Les études de conception

Développer le projet éolien, c’est réaliser de nombreuses études et mesures sur le site.

L’étude de vent

L’installation d’un mât de mesure de vent au centre du site a permis d’évaluer la production. Avec des mesures de vent toutes les 10 secondes pendant 3 ans, l’étude a montré une vitesse moyenne de 7,5 m par seconde, ce qui prouve une très bonne ressource en vent.

L’étude paysagère

Pour l’étude paysagère, une trentaine de photos montages permettent d’anticiper la vision du parc depuis des points de vue proches ou éloignés.

L’étude acoustique

Pour l’étude d’impact, des acousticiens ont mesuré à plusieurs saisons le bruit initial dans les cours et jardins d’habitation proches. Ensuite ils ont modélisé le relief et la végétation pour obtenir des données topographiques. Enfin ils ont ajouté les niveaux de la production sonore des machines et les données de vent. Les logiciels ont alors calculé le bruit supplémentaire apporté par le parc éolien, selon la direction et la vitesse du vent.

Les acousticiens ont ainsi pu vérifier que le bruit supplémentaire ne dépassait pas les seuils réglementaires.
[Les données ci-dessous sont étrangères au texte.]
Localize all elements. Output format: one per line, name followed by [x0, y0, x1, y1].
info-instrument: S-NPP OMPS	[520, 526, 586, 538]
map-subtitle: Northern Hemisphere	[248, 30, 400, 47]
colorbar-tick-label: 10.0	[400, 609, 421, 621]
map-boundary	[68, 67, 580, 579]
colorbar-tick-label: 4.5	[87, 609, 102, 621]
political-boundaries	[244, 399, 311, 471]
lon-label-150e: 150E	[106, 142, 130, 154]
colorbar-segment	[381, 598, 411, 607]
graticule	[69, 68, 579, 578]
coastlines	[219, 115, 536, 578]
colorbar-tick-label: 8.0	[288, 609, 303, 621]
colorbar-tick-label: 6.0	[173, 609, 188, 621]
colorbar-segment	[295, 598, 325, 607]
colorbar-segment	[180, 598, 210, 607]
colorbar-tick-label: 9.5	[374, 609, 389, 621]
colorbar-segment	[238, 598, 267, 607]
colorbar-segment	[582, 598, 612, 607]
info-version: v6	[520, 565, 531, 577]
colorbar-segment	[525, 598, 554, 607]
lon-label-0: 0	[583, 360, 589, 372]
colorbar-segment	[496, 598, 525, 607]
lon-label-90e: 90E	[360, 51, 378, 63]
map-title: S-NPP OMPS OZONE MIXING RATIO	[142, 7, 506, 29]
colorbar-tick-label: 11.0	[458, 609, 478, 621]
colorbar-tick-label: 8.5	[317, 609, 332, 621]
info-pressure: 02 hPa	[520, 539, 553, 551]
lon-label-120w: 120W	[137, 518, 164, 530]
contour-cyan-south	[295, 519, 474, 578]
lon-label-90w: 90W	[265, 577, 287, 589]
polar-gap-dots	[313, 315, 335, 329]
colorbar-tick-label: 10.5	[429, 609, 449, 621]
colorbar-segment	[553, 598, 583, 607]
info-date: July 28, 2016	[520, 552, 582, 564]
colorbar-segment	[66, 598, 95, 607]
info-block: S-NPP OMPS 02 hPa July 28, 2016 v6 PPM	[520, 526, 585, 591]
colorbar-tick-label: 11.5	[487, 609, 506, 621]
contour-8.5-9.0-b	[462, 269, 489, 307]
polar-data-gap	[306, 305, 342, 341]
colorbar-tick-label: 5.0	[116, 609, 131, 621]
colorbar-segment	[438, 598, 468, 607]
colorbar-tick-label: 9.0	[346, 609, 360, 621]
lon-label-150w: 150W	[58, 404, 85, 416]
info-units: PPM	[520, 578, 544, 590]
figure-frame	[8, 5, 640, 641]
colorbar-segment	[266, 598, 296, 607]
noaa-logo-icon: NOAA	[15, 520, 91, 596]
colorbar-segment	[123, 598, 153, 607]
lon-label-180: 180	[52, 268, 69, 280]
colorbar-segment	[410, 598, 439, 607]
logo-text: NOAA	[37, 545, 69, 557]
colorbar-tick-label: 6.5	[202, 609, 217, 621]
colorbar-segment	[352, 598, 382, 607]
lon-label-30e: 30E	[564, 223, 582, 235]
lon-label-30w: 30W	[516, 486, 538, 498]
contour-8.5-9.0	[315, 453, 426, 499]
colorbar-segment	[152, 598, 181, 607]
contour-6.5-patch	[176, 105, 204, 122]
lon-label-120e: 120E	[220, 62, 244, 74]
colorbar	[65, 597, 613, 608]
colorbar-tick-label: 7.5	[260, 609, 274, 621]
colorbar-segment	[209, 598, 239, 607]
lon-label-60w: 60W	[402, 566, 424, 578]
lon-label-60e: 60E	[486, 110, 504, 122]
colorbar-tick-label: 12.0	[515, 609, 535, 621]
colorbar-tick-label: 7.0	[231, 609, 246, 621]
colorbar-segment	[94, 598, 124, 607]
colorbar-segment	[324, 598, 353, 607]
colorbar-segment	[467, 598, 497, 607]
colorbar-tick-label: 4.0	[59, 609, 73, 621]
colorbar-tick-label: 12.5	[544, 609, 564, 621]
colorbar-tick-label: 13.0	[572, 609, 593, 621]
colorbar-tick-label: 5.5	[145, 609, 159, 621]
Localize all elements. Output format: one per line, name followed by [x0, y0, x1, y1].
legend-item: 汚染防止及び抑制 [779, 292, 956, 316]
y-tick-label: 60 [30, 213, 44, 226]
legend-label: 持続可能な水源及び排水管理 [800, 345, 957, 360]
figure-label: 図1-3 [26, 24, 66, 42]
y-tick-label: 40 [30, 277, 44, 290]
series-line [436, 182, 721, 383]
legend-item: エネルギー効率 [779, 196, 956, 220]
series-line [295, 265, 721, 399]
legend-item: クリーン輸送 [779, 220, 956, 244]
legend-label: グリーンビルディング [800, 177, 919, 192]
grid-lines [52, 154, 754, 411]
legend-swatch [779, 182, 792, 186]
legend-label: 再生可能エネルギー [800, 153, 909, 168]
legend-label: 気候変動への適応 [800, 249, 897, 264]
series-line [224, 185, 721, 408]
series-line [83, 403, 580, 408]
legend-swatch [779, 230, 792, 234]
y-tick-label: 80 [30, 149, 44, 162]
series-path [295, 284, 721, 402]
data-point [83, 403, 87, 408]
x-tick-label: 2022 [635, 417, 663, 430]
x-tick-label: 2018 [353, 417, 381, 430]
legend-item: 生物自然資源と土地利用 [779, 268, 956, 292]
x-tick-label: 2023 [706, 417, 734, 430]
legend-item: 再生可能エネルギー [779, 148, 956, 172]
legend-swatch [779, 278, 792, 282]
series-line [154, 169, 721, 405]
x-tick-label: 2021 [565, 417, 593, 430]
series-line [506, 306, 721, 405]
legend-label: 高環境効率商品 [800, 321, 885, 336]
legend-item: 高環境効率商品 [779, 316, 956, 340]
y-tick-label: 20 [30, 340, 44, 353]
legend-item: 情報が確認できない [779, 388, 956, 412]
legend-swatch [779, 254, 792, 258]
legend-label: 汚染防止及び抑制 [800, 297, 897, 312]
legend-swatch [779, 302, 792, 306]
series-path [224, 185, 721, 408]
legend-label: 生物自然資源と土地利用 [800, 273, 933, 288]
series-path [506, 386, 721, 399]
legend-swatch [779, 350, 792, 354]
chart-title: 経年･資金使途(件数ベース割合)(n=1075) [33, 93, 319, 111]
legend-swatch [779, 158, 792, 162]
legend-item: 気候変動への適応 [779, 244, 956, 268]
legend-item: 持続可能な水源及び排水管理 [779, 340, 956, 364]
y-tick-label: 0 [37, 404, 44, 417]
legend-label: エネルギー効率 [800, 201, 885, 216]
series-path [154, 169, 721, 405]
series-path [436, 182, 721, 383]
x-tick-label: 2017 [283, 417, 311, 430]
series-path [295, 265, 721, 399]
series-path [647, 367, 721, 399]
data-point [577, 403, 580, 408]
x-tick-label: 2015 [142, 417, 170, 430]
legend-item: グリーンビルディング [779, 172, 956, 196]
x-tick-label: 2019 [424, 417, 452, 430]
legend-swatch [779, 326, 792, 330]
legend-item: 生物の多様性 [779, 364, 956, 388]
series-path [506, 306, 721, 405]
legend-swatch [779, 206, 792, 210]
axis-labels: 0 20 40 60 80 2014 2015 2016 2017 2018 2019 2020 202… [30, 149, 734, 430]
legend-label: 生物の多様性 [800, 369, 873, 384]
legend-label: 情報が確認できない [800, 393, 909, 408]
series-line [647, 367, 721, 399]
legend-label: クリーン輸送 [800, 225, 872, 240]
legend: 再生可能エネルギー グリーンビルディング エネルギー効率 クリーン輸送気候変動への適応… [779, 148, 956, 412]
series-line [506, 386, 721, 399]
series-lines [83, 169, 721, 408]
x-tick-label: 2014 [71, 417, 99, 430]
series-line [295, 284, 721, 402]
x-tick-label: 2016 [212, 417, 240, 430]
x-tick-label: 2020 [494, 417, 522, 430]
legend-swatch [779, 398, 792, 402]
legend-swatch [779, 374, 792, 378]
L’étude acoustique complémentaire définit un plan de bridage pour limiter le bruit supplémentaire lié au parc éolien (émergence) en-dessous des exigences réglementaires (+5dB le jour, +3dB la nuit). Dans les 6 mois suivant la mise en service du parc éolien, une campagne de mesure de bruit contrôlera le niveau de bruit sur les 12 points répertoriés dans l’étude.

 

Les études environnementales

 

Les oiseaux

Pour l’étude des oiseaux, l’ornithologue a observé les oiseaux à différentes saisons, 2 années de suite. La Ligue de Protection des Oiseaux (LPO42) a été associée au comité de pilotage du projet depuis l’étude de zone de développement éolien (ZDE) en 2010.

L’étude ornithologique révèle une faible densité de populations d’oiseaux dans l’aire d’implantation, et peu de passages migratoires, le couloir migratoire privilégié passant par la vallée de la Déôme et le col du Tracol. Deux éoliennes ont été écartées pour libérer le passage entre le Suc des Trois Chiens et les Cimes.

Les chauves-souris

L’étude a révélé qu’elles se concentrent autour du tunnel du Tracol à 1,8 km du site. Les crêtes déboisées de Taillard, ventées et plus froides que la vallée, sont peu favorables à la chasse ou à la reproduction. Les experts ont recueilli les ultrasons des chauves-souris émis la nuit. Ils les ont enregistrés grâce à des micros fixés à un ballon à 50 mètres de hauteur ou sur des arbres et aussi en parcourant la totalité du site.

Par conséquent, les éoliennes seront implantées à bonne distance des lisières des bois où circulent les chauves-souris.

La forêt

Le défrichement représente une surface de 10 ha. Il s’agit très majoritairement de la zone de reboisement post-tempête de 1999. Cette surface englobe les clairières (pour les fondations et plates-formes) et les chemins d’accès nouveaux. La dispersion est très comparable à ce qu’on rencontre régulièrement en forêt (trouée naturelle ou artificielle à la suite d’une coupe de régénération). Le projet privilégie les accès par les pistes forestières existantes. En effet, ces pistes permettent déjà la circulation des grumiers et des engins forestiers.

 

L’étude hydrogéologique

Pour la protection des sources, une étude hydrogéologique a permis d’identifier les zones sensibles. Le risque est la pollution accidentelle, en phase travaux, par des hydrocarbures d’engins de chantier. C’est un risque comparable à celui des engins forestiers qui exploitent déjà le site.

Suite aux études, l’arrêté préfectoral environnemental prescrit une série de mesures de protection de la ressource en eau, comme par exemple :

– l’empêchement des ruissellements de voirie vers les périmètres de protection des captages.

– une aire sécurisée de maintenance et ravitaillement des engins.

– des procédures et produits absorbants en cas de pollution, l’évacuation des déchets de chantier.

Enfin, le projet prévoit le suivi par un hydrogéologue indépendant avant, pendant et après le chantier. Ce spécialiste réalise les missions suivantes :

– mettre à jour la carte de l’étude hydrogéologique,

– baliser les zones sensibles,

– définir les mesures de précaution pour éviter le détournement des eaux superficielles,

– assurer la formation de tous les intervenants aux mesures préventives et curatives,

– réaliser chaque semaine la surveillance des captages d’eau des communes de Burdignes, St-Sauveur-en-Rue et Vanosc (analyses d’eau).